Outside, former student Nikolas Cruz allegedly began opening fire with an AR-15 assault rifle. He would eventually kill 17 people, authorities said.
When a SWAT team finally arrived and knocked on her door, Viswanathan still refused to open it up, fearful it was the killer playing a trick on her.
“She said, ‘Knock it down or open it with a key. I’m not opening the door,’ ” said Dawn Jarboe, whose son, Brian, was in the classroom at the time.
So the SWAT team busted through the door.
“Some SWAT guy took out the window and cleared our room,” Jarboe’s son told her by text message, according to the report.
The mom hailed the teacher’s actions.
“She was quick on her feet,” Jarboe said of Viswanathan. “She used her knowledge. She saved a lot of kids.”
Three other school staffers died in their efforts to protect students that day.
School athletic director Chris Hixon, 49, a father and Army veteran, ran toward the sound of the shots and saved fleeing students, according to reports.
“I am torn,” his wife, Debbie Hixon, told People mag. “I am pissed off he did that because he left us. But knowing my husband, that’s just who he was. I knew he would be right there in the middle of what was going on as soon as I heard the shooting was happening. That was just who he was.”
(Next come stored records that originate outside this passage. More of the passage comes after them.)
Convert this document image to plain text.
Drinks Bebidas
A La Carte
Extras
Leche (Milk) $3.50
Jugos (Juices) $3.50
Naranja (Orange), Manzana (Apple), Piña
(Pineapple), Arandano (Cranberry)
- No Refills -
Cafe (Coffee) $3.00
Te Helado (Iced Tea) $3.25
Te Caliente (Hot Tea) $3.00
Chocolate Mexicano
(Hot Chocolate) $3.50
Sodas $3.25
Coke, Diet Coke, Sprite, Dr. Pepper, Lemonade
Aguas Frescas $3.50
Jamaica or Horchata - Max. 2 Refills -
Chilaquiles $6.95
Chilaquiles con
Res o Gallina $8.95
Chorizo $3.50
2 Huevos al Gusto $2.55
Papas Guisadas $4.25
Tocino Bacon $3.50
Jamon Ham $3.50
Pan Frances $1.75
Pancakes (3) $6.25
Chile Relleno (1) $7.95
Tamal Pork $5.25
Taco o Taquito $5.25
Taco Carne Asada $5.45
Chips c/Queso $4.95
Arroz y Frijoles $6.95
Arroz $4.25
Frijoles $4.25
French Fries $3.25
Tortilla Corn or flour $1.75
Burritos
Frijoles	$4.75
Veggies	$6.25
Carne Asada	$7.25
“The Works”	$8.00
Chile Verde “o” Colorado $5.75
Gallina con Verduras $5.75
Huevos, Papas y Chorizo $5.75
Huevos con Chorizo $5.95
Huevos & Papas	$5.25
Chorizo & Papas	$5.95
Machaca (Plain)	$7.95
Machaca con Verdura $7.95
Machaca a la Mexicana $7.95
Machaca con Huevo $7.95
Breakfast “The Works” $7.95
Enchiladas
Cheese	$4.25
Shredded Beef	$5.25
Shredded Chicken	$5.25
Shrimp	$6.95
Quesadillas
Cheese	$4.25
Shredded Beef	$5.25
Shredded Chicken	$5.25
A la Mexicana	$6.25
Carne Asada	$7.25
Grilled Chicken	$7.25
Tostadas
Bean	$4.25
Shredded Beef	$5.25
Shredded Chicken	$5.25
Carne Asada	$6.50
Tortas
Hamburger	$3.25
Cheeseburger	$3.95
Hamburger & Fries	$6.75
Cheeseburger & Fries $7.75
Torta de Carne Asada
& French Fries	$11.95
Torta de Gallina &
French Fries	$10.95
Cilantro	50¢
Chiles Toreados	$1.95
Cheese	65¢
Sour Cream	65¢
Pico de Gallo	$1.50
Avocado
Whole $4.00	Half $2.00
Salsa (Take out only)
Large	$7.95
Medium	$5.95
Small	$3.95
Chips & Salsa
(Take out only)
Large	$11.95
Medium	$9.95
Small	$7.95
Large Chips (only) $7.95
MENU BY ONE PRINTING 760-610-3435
Assistant football coach Aaron Feis, 37, jumped between students and the shooter, “selflessly shielding” them from the gunfire, according to a tweet on the school football program’s account.
Geography teacher Scott Beigel, 35, made sure students were safely inside his classroom, only to die as he tried to close and lock the door.
“When he opened the door, he had to relock it so that we could stay safe,” one of the students he saved, Kelsey Friend, told CNN. “But he didn’t get the chance.”